Shares of Marvell Technology (MRVL; CEDEAR: MRVLD.BA) sat flat at $19.52 as investors digested a string of aggressive AI infrastructure moves — two completed acquisitions and a brand-new high-capacity networking chip — that together represent management's wager that the AI industry's bottleneck is shifting from computing power to data plumbing.

Two Deals, Nearly $4 Billion, and a Race to Own AI Wiring

Marvell completed its acquisition of Celestial AI on February 2, 2026 , a maker of light-based chip connections that replace copper wiring inside massive AI server clusters. The deal cost roughly $3.25 billion in cash and stock. Eight days later, Marvell closed the purchase of XConn Technologies for approximately $540 million , adding chips that let processors share memory more efficiently. Together, the deals arm Marvell with a nearly complete toolkit for connecting AI hardware — but initial revenue from Celestial AI isn't expected until the second half of fiscal 2028, ramping to a $500 million annualized rate by year-end . XConn is expected to contribute just $50 million annualized by late fiscal 2027, reaching $100 million in fiscal 2028. Shareholders are financing growth now; the payoff is two years out.

A New Chip Designed to Compete with Broadcom's Best

On June 1, Marvell unveiled its 102.4 terabit-per-second networking switch — essentially a traffic controller that can route data between hundreds of AI processors simultaneously.

Running at under 1,000 watts, it claims 25% lower power than rival products , a crucial selling point as data-center power bills explode. But Broadcom's competing switch already offers identical throughput and has begun production shipping , meaning Marvell is playing catch-up.

Record Revenue Backs the Bull Case — For Now

Marvell posted record Q1 fiscal 2027 revenue of $2.418 billion, up 28% year-over-year, and guided Q2 to $2.7 billion.
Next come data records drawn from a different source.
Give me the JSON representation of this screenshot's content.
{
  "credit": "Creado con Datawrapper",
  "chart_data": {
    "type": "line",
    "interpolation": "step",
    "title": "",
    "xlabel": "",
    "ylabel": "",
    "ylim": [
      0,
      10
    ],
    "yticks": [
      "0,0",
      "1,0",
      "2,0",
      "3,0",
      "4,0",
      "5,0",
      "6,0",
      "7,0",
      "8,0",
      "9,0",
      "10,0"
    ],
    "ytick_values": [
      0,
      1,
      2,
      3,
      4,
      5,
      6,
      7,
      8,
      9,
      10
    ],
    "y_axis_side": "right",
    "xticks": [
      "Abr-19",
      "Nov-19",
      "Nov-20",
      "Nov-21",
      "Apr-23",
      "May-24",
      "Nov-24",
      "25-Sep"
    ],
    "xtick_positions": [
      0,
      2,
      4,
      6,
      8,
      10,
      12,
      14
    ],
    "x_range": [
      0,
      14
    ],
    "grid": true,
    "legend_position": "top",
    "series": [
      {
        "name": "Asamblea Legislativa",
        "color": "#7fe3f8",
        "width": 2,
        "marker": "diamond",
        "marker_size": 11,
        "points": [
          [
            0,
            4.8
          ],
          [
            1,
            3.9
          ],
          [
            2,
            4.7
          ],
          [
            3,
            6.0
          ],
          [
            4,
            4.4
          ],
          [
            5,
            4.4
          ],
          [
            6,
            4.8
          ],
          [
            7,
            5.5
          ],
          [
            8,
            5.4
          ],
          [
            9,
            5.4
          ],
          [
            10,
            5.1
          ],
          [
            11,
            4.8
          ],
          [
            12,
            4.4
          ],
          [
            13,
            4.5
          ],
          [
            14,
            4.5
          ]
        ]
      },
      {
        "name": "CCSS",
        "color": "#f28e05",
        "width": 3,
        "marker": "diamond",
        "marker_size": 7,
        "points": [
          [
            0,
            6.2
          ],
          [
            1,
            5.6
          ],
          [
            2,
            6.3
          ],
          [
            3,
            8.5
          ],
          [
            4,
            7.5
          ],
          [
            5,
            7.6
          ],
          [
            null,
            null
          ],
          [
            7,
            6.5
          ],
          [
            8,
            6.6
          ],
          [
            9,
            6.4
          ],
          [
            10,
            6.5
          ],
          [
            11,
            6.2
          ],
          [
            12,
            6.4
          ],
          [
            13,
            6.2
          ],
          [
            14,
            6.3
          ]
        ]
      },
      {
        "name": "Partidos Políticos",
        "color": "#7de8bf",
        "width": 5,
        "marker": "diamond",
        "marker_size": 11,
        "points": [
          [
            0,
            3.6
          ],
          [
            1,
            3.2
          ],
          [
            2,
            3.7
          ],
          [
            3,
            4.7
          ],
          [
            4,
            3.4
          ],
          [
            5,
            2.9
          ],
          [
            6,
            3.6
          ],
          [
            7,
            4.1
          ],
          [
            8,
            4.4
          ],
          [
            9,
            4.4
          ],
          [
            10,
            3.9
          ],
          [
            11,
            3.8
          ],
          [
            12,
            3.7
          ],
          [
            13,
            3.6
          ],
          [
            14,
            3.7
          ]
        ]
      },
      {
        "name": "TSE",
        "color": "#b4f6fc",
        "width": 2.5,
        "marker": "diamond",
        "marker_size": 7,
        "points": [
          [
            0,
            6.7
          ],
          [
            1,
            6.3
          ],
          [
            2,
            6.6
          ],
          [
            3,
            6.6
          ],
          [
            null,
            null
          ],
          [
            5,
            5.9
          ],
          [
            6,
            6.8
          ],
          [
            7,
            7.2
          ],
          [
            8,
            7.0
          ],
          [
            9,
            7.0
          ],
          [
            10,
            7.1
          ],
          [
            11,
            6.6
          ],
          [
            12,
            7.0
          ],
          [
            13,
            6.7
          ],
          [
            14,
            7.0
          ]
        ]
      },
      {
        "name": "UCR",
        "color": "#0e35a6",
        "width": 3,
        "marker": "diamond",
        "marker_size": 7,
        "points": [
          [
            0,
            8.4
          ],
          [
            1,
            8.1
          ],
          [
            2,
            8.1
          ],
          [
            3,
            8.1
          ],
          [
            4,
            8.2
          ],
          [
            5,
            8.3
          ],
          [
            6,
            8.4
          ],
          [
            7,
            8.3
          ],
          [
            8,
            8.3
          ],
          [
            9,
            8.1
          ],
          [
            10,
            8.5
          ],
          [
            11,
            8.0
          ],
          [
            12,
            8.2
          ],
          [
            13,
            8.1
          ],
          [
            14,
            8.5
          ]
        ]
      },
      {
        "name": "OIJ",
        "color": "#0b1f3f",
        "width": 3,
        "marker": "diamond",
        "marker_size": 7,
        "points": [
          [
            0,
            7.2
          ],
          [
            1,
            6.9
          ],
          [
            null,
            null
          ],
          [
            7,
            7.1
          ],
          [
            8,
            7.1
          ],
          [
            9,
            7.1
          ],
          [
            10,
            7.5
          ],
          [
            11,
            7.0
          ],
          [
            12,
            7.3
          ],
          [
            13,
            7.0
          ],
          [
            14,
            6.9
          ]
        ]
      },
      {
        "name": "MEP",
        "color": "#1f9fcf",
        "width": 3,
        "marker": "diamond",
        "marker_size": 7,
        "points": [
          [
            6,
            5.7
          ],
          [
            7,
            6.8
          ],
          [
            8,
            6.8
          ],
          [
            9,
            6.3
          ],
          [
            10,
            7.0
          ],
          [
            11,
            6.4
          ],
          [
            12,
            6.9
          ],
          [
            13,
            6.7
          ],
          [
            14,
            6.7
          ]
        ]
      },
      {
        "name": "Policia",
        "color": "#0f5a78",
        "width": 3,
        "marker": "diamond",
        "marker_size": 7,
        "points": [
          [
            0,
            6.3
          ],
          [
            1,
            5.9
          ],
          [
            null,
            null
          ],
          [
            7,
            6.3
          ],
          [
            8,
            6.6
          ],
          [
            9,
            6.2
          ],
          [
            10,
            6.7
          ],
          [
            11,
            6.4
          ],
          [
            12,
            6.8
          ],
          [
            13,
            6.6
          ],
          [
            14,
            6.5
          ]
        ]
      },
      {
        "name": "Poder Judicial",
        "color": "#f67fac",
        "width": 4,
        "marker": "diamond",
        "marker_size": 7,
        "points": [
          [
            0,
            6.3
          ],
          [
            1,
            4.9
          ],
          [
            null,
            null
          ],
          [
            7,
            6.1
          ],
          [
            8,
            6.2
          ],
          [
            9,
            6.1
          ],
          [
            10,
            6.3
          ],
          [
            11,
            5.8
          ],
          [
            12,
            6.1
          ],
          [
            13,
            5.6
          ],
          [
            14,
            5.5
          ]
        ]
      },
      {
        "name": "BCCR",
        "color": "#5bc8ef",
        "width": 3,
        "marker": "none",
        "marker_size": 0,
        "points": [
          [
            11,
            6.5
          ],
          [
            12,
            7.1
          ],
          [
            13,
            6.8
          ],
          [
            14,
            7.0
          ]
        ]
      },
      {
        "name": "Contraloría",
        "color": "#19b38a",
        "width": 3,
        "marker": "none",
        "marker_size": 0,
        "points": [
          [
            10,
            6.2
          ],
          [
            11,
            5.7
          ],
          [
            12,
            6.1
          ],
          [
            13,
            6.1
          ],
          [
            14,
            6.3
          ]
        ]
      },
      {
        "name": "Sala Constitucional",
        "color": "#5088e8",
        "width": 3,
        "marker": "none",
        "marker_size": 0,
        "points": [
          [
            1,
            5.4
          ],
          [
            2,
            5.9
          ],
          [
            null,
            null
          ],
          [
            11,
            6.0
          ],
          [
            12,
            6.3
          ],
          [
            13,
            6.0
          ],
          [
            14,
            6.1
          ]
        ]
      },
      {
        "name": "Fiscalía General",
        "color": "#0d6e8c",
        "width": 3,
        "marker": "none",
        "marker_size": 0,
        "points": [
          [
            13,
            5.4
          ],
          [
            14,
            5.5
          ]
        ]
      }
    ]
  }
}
Data centers drove 76% of total revenue.

Management raised full-year fiscal 2027 revenue guidance to roughly $11.5 billion and fiscal 2028 to approximately $16.5 billion.

What the Flat Price Is Telling You

Despite blockbuster guidance and Nvidia CEO Jensen Huang publicly calling Marvell "the next trillion-dollar company," the CEDEAR hasn't budged. The market appears to be weighing execution risk: Marvell committed $1 billion in prepayments to secure chip-making capacity , and integration costs from back-to-back acquisitions will pressure near-term margins. Revenue is accelerating, but the stock won't move until investors see those newly acquired technologies actually ship — and bill.